Etching and aquatint with drypoint. Signed, dated and numbered in an edition of 50. Printed on white Somerset Satin paper by Peter Pettengill at Wingate Studio, Hinsdale, New Hampshire. Published by Blue Heron Press Inc., New York.
Plate: 91.4 x 61 cm (36 x 24 in) Sheet: 111.8 x 78.7 cm (44 x 31 in)
"Once numerous, the brightly-colored Cuban red macaw is now extinct. Walton Ford’s solitary, splendidly feathered macaw sits on a branch, beset by pesky flies and surrounded by various traps to capture him. The clue to the allegory is in the title, “La historia me absolvera” – “History will absolve me.” This was Fidel Castro’s final statement in a lengthy dec-laration against the abuses and corruption of the Batista government, delivered as his self-defense during a secret trial after the failed attack on an army barracks in Santiago, Cuba, in 1953.
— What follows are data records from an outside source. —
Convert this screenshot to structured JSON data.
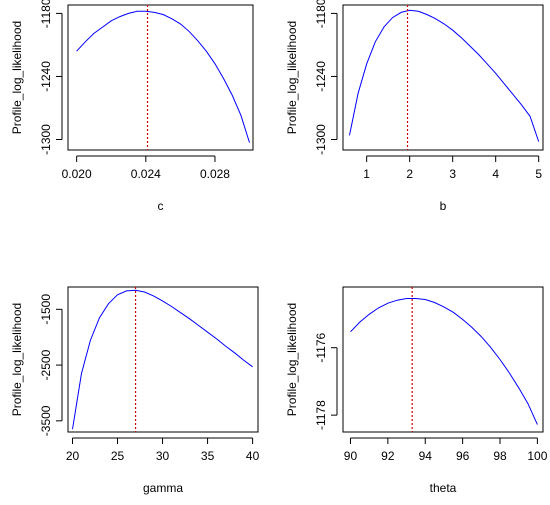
{
  "chart_data": [
    {
      "type": "line",
      "xlabel": "c",
      "ylabel": "Profile_log_likelihood",
      "xlim": [
        0.0195,
        0.0302
      ],
      "ylim": [
        -1310,
        -1172
      ],
      "xticks": [
        0.02,
        0.024,
        0.028
      ],
      "xtick_labels": [
        "0.020",
        "0.024",
        "0.028"
      ],
      "yticks": [
        -1180,
        -1240,
        -1300
      ],
      "ytick_labels": [
        "-1180",
        "-1240",
        "-1300"
      ],
      "series": [
        {
          "color": "#0000ff",
          "x": [
            0.02,
            0.0205,
            0.021,
            0.0215,
            0.022,
            0.0225,
            0.023,
            0.0235,
            0.024,
            0.0245,
            0.025,
            0.0255,
            0.026,
            0.0265,
            0.027,
            0.0275,
            0.028,
            0.0285,
            0.029,
            0.0295,
            0.03
          ],
          "y": [
            -1216,
            -1207,
            -1199,
            -1193,
            -1187,
            -1183,
            -1180,
            -1178,
            -1178,
            -1179,
            -1181,
            -1185,
            -1190,
            -1197,
            -1206,
            -1216,
            -1228,
            -1242,
            -1258,
            -1277,
            -1303
          ]
        }
      ],
      "vline": {
        "x": 0.0241,
        "color": "#cc0000",
        "style": "dotted"
      },
      "grid": false,
      "legend": false
    },
    {
      "type": "line",
      "xlabel": "b",
      "ylabel": "Profile_log_likelihood",
      "xlim": [
        0.45,
        5.1
      ],
      "ylim": [
        -1310,
        -1172
      ],
      "xticks": [
        1,
        2,
        3,
        4,
        5
      ],
      "xtick_labels": [
        "1",
        "2",
        "3",
        "4",
        "5"
      ],
      "yticks": [
        -1180,
        -1240,
        -1300
      ],
      "ytick_labels": [
        "-1180",
        "-1240",
        "-1300"
      ],
      "series": [
        {
          "color": "#0000ff",
          "x": [
            0.6,
            0.8,
            1.0,
            1.2,
            1.4,
            1.6,
            1.8,
            2.0,
            2.2,
            2.4,
            2.6,
            2.8,
            3.0,
            3.2,
            3.4,
            3.6,
            3.8,
            4.0,
            4.2,
            4.4,
            4.6,
            4.8,
            5.0
          ],
          "y": [
            -1296,
            -1256,
            -1228,
            -1207,
            -1193,
            -1184,
            -1179,
            -1177,
            -1178,
            -1181,
            -1185,
            -1190,
            -1196,
            -1203,
            -1211,
            -1219,
            -1228,
            -1237,
            -1247,
            -1257,
            -1267,
            -1278,
            -1302
          ]
        }
      ],
      "vline": {
        "x": 1.95,
        "color": "#cc0000",
        "style": "dotted"
      },
      "grid": false,
      "legend": false
    },
    {
      "type": "line",
      "xlabel": "gamma",
      "ylabel": "Profile_log_likelihood",
      "xlim": [
        19.5,
        40.6
      ],
      "ylim": [
        -3700,
        -1100
      ],
      "xticks": [
        20,
        25,
        30,
        35,
        40
      ],
      "xtick_labels": [
        "20",
        "25",
        "30",
        "35",
        "40"
      ],
      "yticks": [
        -1500,
        -2500,
        -3500
      ],
      "ytick_labels": [
        "-1500",
        "-2500",
        "-3500"
      ],
      "series": [
        {
          "color": "#0000ff",
          "x": [
            20,
            21,
            22,
            23,
            24,
            25,
            26,
            27,
            28,
            29,
            30,
            31,
            32,
            33,
            34,
            35,
            36,
            37,
            38,
            39,
            40
          ],
          "y": [
            -3650,
            -2650,
            -2050,
            -1650,
            -1400,
            -1240,
            -1170,
            -1160,
            -1190,
            -1260,
            -1350,
            -1450,
            -1560,
            -1670,
            -1790,
            -1910,
            -2030,
            -2160,
            -2280,
            -2410,
            -2530
          ]
        }
      ],
      "vline": {
        "x": 27,
        "color": "#cc0000",
        "style": "dotted"
      },
      "grid": false,
      "legend": false
    },
    {
      "type": "line",
      "xlabel": "theta",
      "ylabel": "Profile_log_likelihood",
      "xlim": [
        89.6,
        100.3
      ],
      "ylim": [
        -1178.5,
        -1174.2
      ],
      "xticks": [
        90,
        92,
        94,
        96,
        98,
        100
      ],
      "xtick_labels": [
        "90",
        "92",
        "94",
        "96",
        "98",
        "100"
      ],
      "yticks": [
        -1176,
        -1178
      ],
      "ytick_labels": [
        "-1176",
        "-1178"
      ],
      "series": [
        {
          "color": "#0000ff",
          "x": [
            90,
            90.5,
            91,
            91.5,
            92,
            92.5,
            93,
            93.5,
            94,
            94.5,
            95,
            95.5,
            96,
            96.5,
            97,
            97.5,
            98,
            98.5,
            99,
            99.5,
            100
          ],
          "y": [
            -1175.53,
            -1175.24,
            -1175.01,
            -1174.82,
            -1174.68,
            -1174.59,
            -1174.54,
            -1174.54,
            -1174.57,
            -1174.66,
            -1174.79,
            -1174.95,
            -1175.16,
            -1175.4,
            -1175.67,
            -1175.99,
            -1176.35,
            -1176.75,
            -1177.19,
            -1177.66,
            -1178.28
          ]
        }
      ],
      "vline": {
        "x": 93.3,
        "color": "#cc0000",
        "style": "dotted"
      },
      "grid": false,
      "legend": false
    }
  ]
}
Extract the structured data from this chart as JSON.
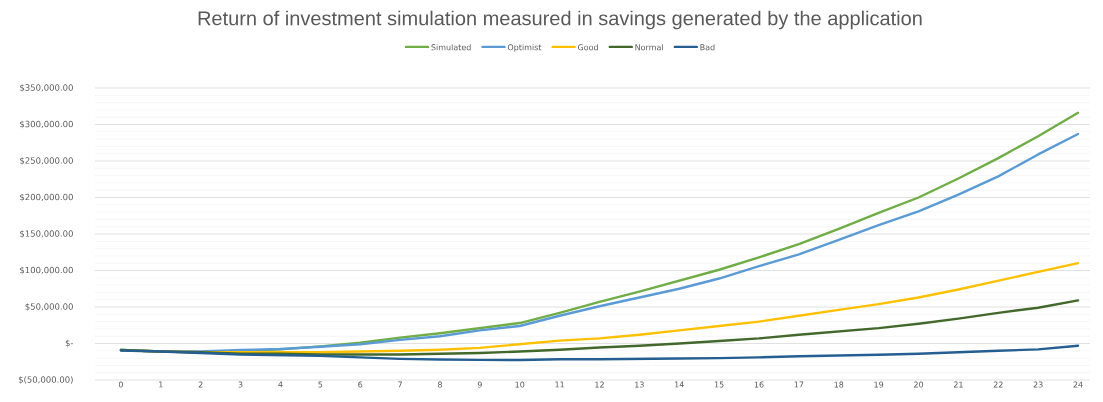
{
  "chart_data": {
    "type": "line",
    "title": "Return of investment simulation measured in savings generated by the application",
    "categories": [
      "0",
      "1",
      "2",
      "3",
      "4",
      "5",
      "6",
      "7",
      "8",
      "9",
      "10",
      "11",
      "12",
      "13",
      "14",
      "15",
      "16",
      "17",
      "18",
      "19",
      "20",
      "21",
      "22",
      "23",
      "24"
    ],
    "series": [
      {
        "name": "Simulated",
        "color": "#70ad47",
        "values": [
          -9000,
          -11000,
          -12000,
          -11000,
          -8000,
          -4000,
          1000,
          8000,
          14000,
          21000,
          28000,
          42000,
          57000,
          71000,
          86000,
          101000,
          118000,
          136000,
          157000,
          179000,
          200000,
          226000,
          254000,
          284000,
          316000
        ]
      },
      {
        "name": "Optimist",
        "color": "#5b9bd5",
        "values": [
          -9000,
          -11000,
          -11000,
          -9000,
          -7500,
          -4500,
          -1000,
          5000,
          10000,
          18000,
          24000,
          38000,
          51000,
          63000,
          75000,
          89000,
          106000,
          122000,
          142000,
          162000,
          181000,
          204000,
          229000,
          259000,
          287000
        ]
      },
      {
        "name": "Good",
        "color": "#ffc000",
        "values": [
          -9000,
          -11000,
          -12000,
          -12000,
          -12000,
          -12000,
          -11000,
          -10000,
          -8500,
          -6000,
          -1000,
          4000,
          7000,
          12000,
          18000,
          24000,
          30000,
          38000,
          46000,
          54000,
          63000,
          74000,
          86000,
          98000,
          110000
        ]
      },
      {
        "name": "Normal",
        "color": "#43682b",
        "values": [
          -9000,
          -11000,
          -12000,
          -14000,
          -14000,
          -15000,
          -15000,
          -15000,
          -14000,
          -13000,
          -11000,
          -8500,
          -5500,
          -3000,
          0,
          3500,
          7000,
          12000,
          16500,
          21000,
          27000,
          34000,
          42000,
          49000,
          59000
        ]
      },
      {
        "name": "Bad",
        "color": "#255e91",
        "values": [
          -9500,
          -11000,
          -13000,
          -15000,
          -16000,
          -17000,
          -19000,
          -21000,
          -22000,
          -22500,
          -22500,
          -21500,
          -21500,
          -21000,
          -20500,
          -20000,
          -19000,
          -17500,
          -16500,
          -15500,
          -14000,
          -12000,
          -10000,
          -8000,
          -3000
        ]
      }
    ],
    "ylim": [
      -50000,
      350000
    ],
    "yticks": [
      {
        "value": -50000,
        "label": "$(50,000.00)"
      },
      {
        "value": 0,
        "label": "$-"
      },
      {
        "value": 50000,
        "label": "$50,000.00"
      },
      {
        "value": 100000,
        "label": "$100,000.00"
      },
      {
        "value": 150000,
        "label": "$150,000.00"
      },
      {
        "value": 200000,
        "label": "$200,000.00"
      },
      {
        "value": 250000,
        "label": "$250,000.00"
      },
      {
        "value": 300000,
        "label": "$300,000.00"
      },
      {
        "value": 350000,
        "label": "$350,000.00"
      }
    ],
    "grid": "y",
    "legend": "top",
    "marker": "none",
    "line_style": "solid"
  }
}
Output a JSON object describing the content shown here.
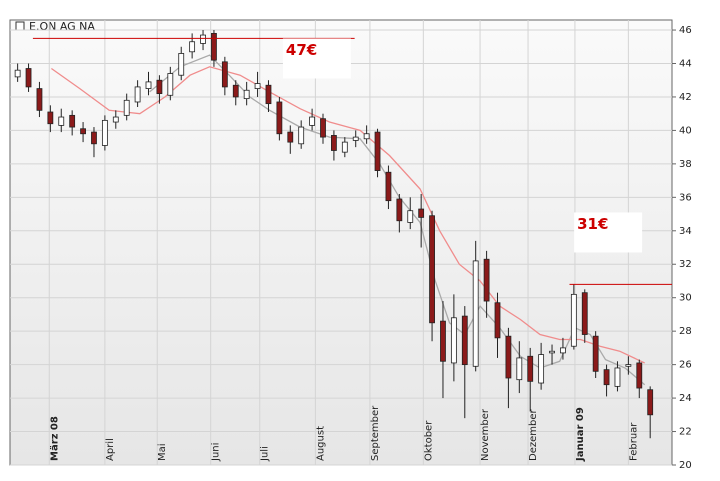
{
  "chart_data": {
    "type": "candlestick",
    "title": "E.ON AG NA",
    "xlim": [
      -0.7,
      60
    ],
    "ylim": [
      20,
      46.6
    ],
    "yticks": [
      20,
      22,
      24,
      26,
      28,
      30,
      32,
      34,
      36,
      38,
      40,
      42,
      44,
      46
    ],
    "xticks": [
      {
        "value": 2.9,
        "label": "März 08"
      },
      {
        "value": 8.0,
        "label": "April"
      },
      {
        "value": 12.8,
        "label": "Mai"
      },
      {
        "value": 17.7,
        "label": "Juni"
      },
      {
        "value": 22.2,
        "label": "Juli"
      },
      {
        "value": 27.3,
        "label": "August"
      },
      {
        "value": 32.3,
        "label": "September"
      },
      {
        "value": 37.2,
        "label": "Oktober"
      },
      {
        "value": 42.4,
        "label": "November"
      },
      {
        "value": 46.8,
        "label": "Dezember"
      },
      {
        "value": 51.1,
        "label": "Januar 09"
      },
      {
        "value": 56.0,
        "label": "Februar"
      }
    ],
    "grid": true,
    "up_color": "#ffffff",
    "down_color": "#8b1a1a",
    "candles": {
      "open": [
        43.2,
        43.7,
        42.5,
        41.1,
        40.3,
        40.9,
        40.1,
        39.9,
        39.1,
        40.5,
        40.9,
        41.7,
        42.5,
        43.0,
        42.1,
        43.3,
        44.7,
        45.2,
        45.8,
        44.1,
        42.7,
        41.9,
        42.5,
        42.7,
        41.7,
        39.9,
        39.2,
        40.3,
        40.7,
        39.7,
        38.7,
        39.4,
        39.5,
        39.9,
        37.5,
        35.9,
        34.5,
        35.3,
        34.9,
        28.6,
        26.1,
        28.9,
        25.9,
        32.3,
        29.7,
        27.7,
        25.1,
        26.5,
        24.9,
        26.7,
        26.7,
        27.1,
        30.3,
        27.7,
        25.7,
        24.7,
        25.9,
        26.1,
        24.5
      ],
      "high": [
        44.0,
        44.0,
        42.9,
        41.5,
        41.3,
        41.2,
        40.5,
        40.2,
        40.9,
        41.2,
        42.2,
        43.0,
        43.5,
        43.3,
        43.8,
        45.0,
        45.8,
        46.0,
        46.0,
        44.4,
        43.0,
        42.9,
        43.5,
        43.0,
        42.0,
        40.3,
        40.6,
        41.3,
        41.0,
        40.0,
        39.6,
        40.0,
        40.3,
        40.1,
        37.9,
        36.2,
        36.0,
        36.2,
        35.2,
        29.8,
        30.2,
        29.5,
        33.4,
        32.8,
        30.3,
        28.2,
        27.4,
        27.0,
        27.3,
        27.2,
        27.6,
        30.8,
        30.5,
        28.0,
        26.0,
        26.2,
        26.5,
        26.3,
        24.7
      ],
      "low": [
        42.9,
        42.3,
        40.8,
        39.9,
        39.9,
        39.7,
        39.3,
        38.4,
        38.8,
        40.1,
        40.6,
        41.4,
        42.1,
        41.6,
        41.8,
        43.0,
        44.3,
        44.8,
        43.8,
        42.1,
        41.5,
        41.5,
        42.0,
        41.1,
        39.4,
        38.6,
        38.9,
        40.0,
        39.2,
        38.2,
        38.4,
        39.0,
        39.2,
        37.2,
        35.3,
        33.9,
        34.1,
        33.0,
        27.4,
        24.0,
        25.0,
        22.8,
        25.6,
        28.8,
        26.4,
        23.4,
        24.3,
        23.2,
        24.5,
        26.0,
        26.3,
        26.9,
        27.3,
        25.2,
        24.1,
        24.4,
        25.4,
        24.0,
        21.6
      ],
      "close": [
        43.6,
        42.6,
        41.2,
        40.4,
        40.8,
        40.2,
        39.8,
        39.2,
        40.6,
        40.8,
        41.8,
        42.6,
        42.9,
        42.2,
        43.4,
        44.6,
        45.3,
        45.7,
        44.2,
        42.6,
        42.0,
        42.4,
        42.8,
        41.6,
        39.8,
        39.3,
        40.2,
        40.8,
        39.6,
        38.8,
        39.3,
        39.6,
        39.8,
        37.6,
        35.8,
        34.6,
        35.2,
        34.8,
        28.5,
        26.2,
        28.8,
        26.0,
        32.2,
        29.8,
        27.6,
        25.2,
        26.4,
        25.0,
        26.6,
        26.8,
        27.0,
        30.2,
        27.8,
        25.6,
        24.8,
        25.8,
        26.0,
        24.6,
        23.0
      ]
    },
    "series": [
      {
        "color": "#aaaaaa",
        "x": [
          12.1,
          14.9,
          17.6,
          19.4,
          21.3,
          23.1,
          25.9,
          28.6,
          31.4,
          33.2,
          35.0,
          36.9,
          38.3,
          39.6,
          41.0,
          42.4,
          44.2,
          46.1,
          47.9,
          49.7,
          51.1,
          52.5,
          53.9,
          55.7,
          57.5
        ],
        "values": [
          42.3,
          43.8,
          44.5,
          43.3,
          42.0,
          41.2,
          40.2,
          39.6,
          39.5,
          38.0,
          36.0,
          34.5,
          31.0,
          28.5,
          27.8,
          29.5,
          28.2,
          26.5,
          25.8,
          26.2,
          28.2,
          27.8,
          26.3,
          25.8,
          24.8
        ]
      },
      {
        "color": "#f08c8c",
        "x": [
          3.1,
          5.7,
          8.4,
          11.2,
          13.5,
          15.8,
          17.6,
          20.4,
          23.1,
          25.9,
          28.6,
          31.4,
          34.1,
          36.9,
          38.7,
          40.5,
          42.4,
          44.2,
          46.1,
          47.9,
          49.7,
          51.6,
          53.4,
          55.2,
          57.5
        ],
        "values": [
          43.7,
          42.5,
          41.2,
          41.0,
          42.0,
          43.3,
          43.8,
          43.3,
          42.3,
          41.3,
          40.5,
          40.0,
          38.5,
          36.5,
          34.0,
          32.0,
          31.0,
          29.5,
          28.7,
          27.8,
          27.5,
          27.5,
          27.1,
          26.8,
          26.1
        ]
      }
    ],
    "reference_lines": [
      {
        "y": 45.5,
        "x": [
          1.4,
          30.9
        ],
        "color": "#cc0000"
      },
      {
        "y": 30.8,
        "x": [
          50.6,
          60
        ],
        "color": "#cc0000"
      }
    ],
    "annotations": [
      {
        "text": "47€",
        "x": 24.6,
        "y": 44.3
      },
      {
        "text": "31€",
        "x": 51.3,
        "y": 33.9
      }
    ]
  }
}
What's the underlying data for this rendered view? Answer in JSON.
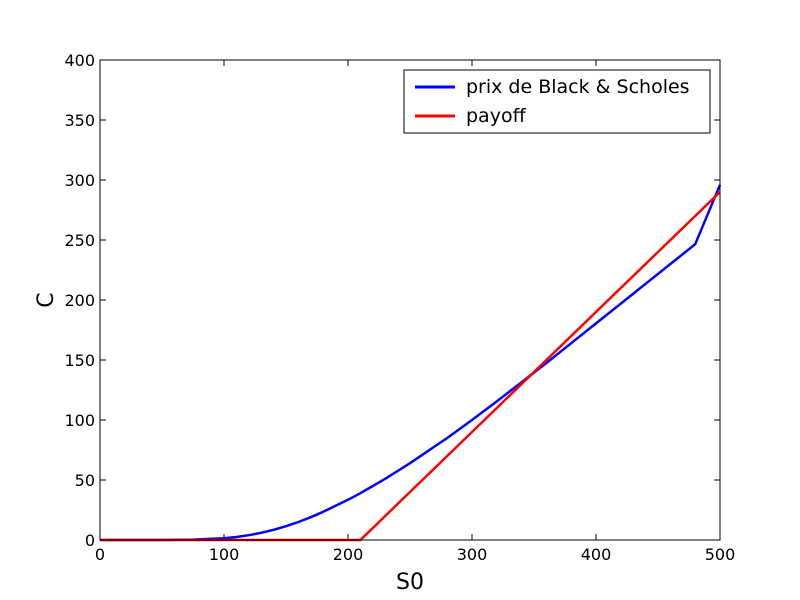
{
  "chart_data": {
    "type": "line",
    "title": "",
    "xlabel": "S0",
    "ylabel": "C",
    "xlim": [
      0,
      500
    ],
    "ylim": [
      0,
      400
    ],
    "x_ticks": [
      0,
      100,
      200,
      300,
      400,
      500
    ],
    "y_ticks": [
      0,
      50,
      100,
      150,
      200,
      250,
      300,
      350,
      400
    ],
    "grid": false,
    "legend_position": "top-right",
    "series": [
      {
        "name": "prix de Black & Scholes",
        "color": "#0000ff",
        "x": [
          0,
          25,
          50,
          75,
          100,
          110,
          120,
          130,
          140,
          150,
          160,
          170,
          180,
          190,
          200,
          210,
          220,
          230,
          240,
          250,
          260,
          270,
          280,
          290,
          300,
          320,
          340,
          360,
          380,
          400,
          420,
          440,
          460,
          480,
          500
        ],
        "y": [
          0,
          0,
          0.02,
          0.3,
          1.5,
          2.5,
          4,
          6,
          8.5,
          11.5,
          15,
          19,
          23.5,
          28.5,
          33.5,
          39,
          45,
          51,
          57.5,
          64,
          71,
          78,
          85,
          92.5,
          100,
          115.5,
          131.5,
          147.5,
          164,
          180.5,
          197,
          213.5,
          230,
          246.5,
          296
        ]
      },
      {
        "name": "payoff",
        "color": "#ff0000",
        "x": [
          0,
          210,
          500
        ],
        "y": [
          0,
          0,
          290
        ]
      }
    ]
  }
}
Sentenced to fifteen years in prison, Castro was released two years later under a general amnesty for political prisoners; four years after that, Batista fled as Castro’s forces seized Havana. Attempts to oust Castro by force or assassination in the early 1960s failed; Castro remained president of Cuba until his resignation in 2008. Ford here illus-trates these attempts to unseat Castro as flies and traps, and adds a text about bomb-rigged seashells and a fungus-impregnated diving suit. But only the future will answer Castro’s defiant statement of 1953.”